Bukan melupakan yang jadi masalahnya. Tapi menerima. Barang siapa yang bisa menerima, maka dia akan bisa melupakan, hidup bahagia. Tapi jika tidak bisa menerima, dia tidak akan pernah bisa melupakan.1

           Yups semakin lama bertahan, akhirnya aku menyerah juga. Aku lelah bertepuk sebelah tangan. Aku memutuskan melupakanmu. Setiap kali perasaan rindu datang, aku harus membunuhnya dengan kejam. Setiap kali rasa ingin memiliki timbul, aku harus menikamnya tanpa ampun. Aku sudah pasrah dengan semua hal tentangmu. Saat itu, apa yang kamu lakukan? Kamu datang hanya untuk mempermainkanku dan menggagalkan semua usahaku itu.

       Melupakan? Apa dengan semudah itu? Pada kenyataannya tidak mudah dan tidak pernah berhasil. Apa yang harus aku lakukan selanjutnya? Berfikir rasional bahwa aku telah berkali-kali menyakiti perasaanku saat berharap tentangmu. Menyerah dan pasrah, ku ikhlaskan semua tentangmu. Aku menerima kenyataan bahwa kita berbeda dan tak mungkin menjadi satu.

           Hari berganti hari, aku mulai mengobati perasaanku sendiri. Setelah berselang beberapa tahun, aku sudah yakin bahwa aku tidak mencintaimu lagi. Cintaku untukmu telah mati karena tidak pernah ku rawat. Lalu apa yang kamu lakukan saat itu? Kamu merengek-rengek memintaku kembali, melupakan hal-hal yang telah lalu dan menjalani lembaran baru. Semua sudah terlambat. Aku sudah bahagia dengan kesendirianku ditambah sahabat-sahabat yang tulus saling mendukung. Aku jadi memahami bahwa pacaran tidak ada dalam agamaku. Aku telah menutup semua hal tentangmu dan memeluk erat semua hal menyakitkan yang telah ku alami.

Bukan seberapa lama umat manusia bisa bertahan hidup sebagai ukuran kebahagiaan, tapi seberapa besar kemampuan mereka memeluk erat-erat semua hal menyakitkan yang mereka alami.1

Saat ini aku sudah dewasa, tidak semua hal di dunia ini tentang cinta. Masa depan lebih penting daripada mengurusi tentang hawa nafsu. Sampai saatnya nanti dapat bertemu sosok Esok dalam kehidupan nyata yang sangat mencintai Lail apapun keadaannya.
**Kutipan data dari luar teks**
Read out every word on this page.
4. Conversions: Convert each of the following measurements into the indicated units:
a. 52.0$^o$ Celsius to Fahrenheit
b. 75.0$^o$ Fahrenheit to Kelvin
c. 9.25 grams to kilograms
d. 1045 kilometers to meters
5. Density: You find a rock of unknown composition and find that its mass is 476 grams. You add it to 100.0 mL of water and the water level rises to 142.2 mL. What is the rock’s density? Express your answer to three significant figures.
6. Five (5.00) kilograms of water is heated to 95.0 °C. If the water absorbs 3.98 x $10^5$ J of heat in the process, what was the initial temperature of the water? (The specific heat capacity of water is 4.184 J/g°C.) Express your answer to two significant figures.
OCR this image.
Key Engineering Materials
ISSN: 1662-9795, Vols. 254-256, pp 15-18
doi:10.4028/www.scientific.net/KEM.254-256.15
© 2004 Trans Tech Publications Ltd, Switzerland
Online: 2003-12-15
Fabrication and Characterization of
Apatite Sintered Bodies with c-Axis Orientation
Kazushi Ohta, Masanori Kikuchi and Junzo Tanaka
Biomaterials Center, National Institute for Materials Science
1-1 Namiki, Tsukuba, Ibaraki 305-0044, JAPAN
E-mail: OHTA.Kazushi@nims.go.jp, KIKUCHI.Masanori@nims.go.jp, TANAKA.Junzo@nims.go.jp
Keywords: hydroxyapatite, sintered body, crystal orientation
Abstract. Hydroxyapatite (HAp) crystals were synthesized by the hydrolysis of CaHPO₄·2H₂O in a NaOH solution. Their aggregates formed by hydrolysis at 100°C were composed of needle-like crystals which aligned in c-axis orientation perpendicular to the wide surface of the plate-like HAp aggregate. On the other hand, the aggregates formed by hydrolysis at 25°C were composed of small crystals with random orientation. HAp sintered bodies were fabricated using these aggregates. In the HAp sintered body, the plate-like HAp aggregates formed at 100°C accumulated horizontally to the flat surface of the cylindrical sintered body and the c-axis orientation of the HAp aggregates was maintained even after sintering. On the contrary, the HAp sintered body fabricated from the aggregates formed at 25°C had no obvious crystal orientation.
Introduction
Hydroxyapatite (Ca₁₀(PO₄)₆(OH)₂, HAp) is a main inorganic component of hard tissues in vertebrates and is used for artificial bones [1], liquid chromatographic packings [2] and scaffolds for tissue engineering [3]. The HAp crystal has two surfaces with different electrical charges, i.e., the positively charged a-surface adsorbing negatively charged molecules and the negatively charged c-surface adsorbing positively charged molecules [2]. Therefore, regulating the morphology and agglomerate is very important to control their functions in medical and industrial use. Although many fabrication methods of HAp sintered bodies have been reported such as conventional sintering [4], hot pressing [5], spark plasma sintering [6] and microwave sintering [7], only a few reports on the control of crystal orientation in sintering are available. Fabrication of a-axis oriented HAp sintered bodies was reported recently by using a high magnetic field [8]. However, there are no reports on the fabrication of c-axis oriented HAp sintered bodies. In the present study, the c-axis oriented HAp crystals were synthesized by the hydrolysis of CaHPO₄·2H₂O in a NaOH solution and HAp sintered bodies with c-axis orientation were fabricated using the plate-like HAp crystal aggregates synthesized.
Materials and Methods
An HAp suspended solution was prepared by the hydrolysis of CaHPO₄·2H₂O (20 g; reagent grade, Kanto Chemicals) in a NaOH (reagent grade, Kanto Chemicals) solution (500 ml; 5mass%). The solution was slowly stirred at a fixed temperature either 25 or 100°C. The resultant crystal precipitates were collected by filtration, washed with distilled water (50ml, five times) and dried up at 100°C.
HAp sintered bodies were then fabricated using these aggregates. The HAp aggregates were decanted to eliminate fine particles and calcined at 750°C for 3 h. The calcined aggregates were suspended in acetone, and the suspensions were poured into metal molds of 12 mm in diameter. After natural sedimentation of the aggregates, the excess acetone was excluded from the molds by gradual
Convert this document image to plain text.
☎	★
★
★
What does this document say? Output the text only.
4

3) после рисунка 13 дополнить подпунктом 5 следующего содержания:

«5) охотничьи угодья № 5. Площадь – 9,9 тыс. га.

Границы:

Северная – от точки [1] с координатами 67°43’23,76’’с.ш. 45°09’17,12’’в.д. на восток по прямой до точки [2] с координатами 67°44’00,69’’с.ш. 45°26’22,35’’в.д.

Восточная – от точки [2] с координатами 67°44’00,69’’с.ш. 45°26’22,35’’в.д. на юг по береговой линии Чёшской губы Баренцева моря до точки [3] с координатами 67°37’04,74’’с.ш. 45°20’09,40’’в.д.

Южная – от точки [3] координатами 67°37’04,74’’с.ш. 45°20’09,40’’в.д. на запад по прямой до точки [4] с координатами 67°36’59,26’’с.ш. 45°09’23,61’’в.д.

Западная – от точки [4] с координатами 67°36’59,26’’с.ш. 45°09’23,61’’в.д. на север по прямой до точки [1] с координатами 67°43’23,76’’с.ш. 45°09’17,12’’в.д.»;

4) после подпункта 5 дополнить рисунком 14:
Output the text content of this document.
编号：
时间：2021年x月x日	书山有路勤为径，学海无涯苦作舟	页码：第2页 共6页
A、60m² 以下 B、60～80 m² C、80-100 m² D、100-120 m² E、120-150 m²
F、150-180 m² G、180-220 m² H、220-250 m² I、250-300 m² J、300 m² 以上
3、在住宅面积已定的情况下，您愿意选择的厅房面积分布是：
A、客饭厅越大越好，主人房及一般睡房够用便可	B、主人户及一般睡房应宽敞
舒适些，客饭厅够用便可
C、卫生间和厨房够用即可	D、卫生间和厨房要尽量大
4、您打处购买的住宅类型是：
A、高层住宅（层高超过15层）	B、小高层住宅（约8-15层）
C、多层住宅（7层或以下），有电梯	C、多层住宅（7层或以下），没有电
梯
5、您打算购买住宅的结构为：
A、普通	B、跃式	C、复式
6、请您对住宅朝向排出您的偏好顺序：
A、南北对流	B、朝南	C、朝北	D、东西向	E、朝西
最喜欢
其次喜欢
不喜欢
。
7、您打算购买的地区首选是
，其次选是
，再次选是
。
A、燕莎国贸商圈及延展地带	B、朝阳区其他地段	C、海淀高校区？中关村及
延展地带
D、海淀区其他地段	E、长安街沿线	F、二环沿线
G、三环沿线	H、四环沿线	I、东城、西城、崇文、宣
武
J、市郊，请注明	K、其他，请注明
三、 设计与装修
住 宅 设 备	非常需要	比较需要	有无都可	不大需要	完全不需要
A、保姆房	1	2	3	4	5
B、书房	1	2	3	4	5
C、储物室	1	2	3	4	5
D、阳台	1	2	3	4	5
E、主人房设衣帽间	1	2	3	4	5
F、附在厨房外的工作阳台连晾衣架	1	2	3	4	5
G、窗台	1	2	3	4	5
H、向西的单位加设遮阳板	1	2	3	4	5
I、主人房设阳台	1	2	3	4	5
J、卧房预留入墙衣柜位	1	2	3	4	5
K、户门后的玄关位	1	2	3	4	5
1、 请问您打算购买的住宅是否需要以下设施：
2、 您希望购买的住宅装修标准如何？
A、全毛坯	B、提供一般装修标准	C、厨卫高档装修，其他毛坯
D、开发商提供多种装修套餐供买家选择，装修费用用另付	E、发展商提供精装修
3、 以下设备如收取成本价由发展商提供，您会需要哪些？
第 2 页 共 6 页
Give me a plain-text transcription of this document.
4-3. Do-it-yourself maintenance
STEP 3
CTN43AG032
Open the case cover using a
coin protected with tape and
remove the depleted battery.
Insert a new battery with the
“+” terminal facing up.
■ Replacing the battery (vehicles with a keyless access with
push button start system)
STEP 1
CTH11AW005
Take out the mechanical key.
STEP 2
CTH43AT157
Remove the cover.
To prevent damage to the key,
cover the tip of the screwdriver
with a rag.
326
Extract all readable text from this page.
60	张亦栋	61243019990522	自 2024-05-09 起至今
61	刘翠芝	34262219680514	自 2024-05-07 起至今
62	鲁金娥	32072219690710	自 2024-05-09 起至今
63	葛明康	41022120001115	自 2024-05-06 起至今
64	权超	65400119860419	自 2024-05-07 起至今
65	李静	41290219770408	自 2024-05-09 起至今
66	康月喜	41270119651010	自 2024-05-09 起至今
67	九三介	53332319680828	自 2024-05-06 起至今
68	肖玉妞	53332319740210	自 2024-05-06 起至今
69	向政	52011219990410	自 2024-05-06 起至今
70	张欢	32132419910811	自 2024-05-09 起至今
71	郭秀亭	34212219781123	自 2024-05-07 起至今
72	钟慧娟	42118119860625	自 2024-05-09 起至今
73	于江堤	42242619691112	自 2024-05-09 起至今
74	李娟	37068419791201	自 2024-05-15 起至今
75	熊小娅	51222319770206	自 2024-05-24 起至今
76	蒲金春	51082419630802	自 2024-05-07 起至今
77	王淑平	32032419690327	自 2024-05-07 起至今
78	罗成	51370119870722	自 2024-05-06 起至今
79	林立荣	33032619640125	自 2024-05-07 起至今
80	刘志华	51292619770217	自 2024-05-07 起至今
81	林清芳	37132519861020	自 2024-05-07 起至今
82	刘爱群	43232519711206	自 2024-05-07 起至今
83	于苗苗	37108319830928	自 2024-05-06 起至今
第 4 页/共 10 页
Kita akan melewati musim panas bersama-sama. Aku tidak akan pernah meninggalkanmu lagi.1
              

  Yah, tidak pernah meninggalkanku! Terimakasih.




1.  Tere Liye, “Hujan”





Note: Cerita diatas kisah nyata yang saya alami bertahun tahun yang lalu. Novel Tere Liye emang selalu menarik dan sangat nyaman untuk dibaca, termasuk novel “Hujan” ini. Imanjinasi Tere Liye luar biasa hebat tercampur sempurna dengan alur cerita. Recommended buat dibaca.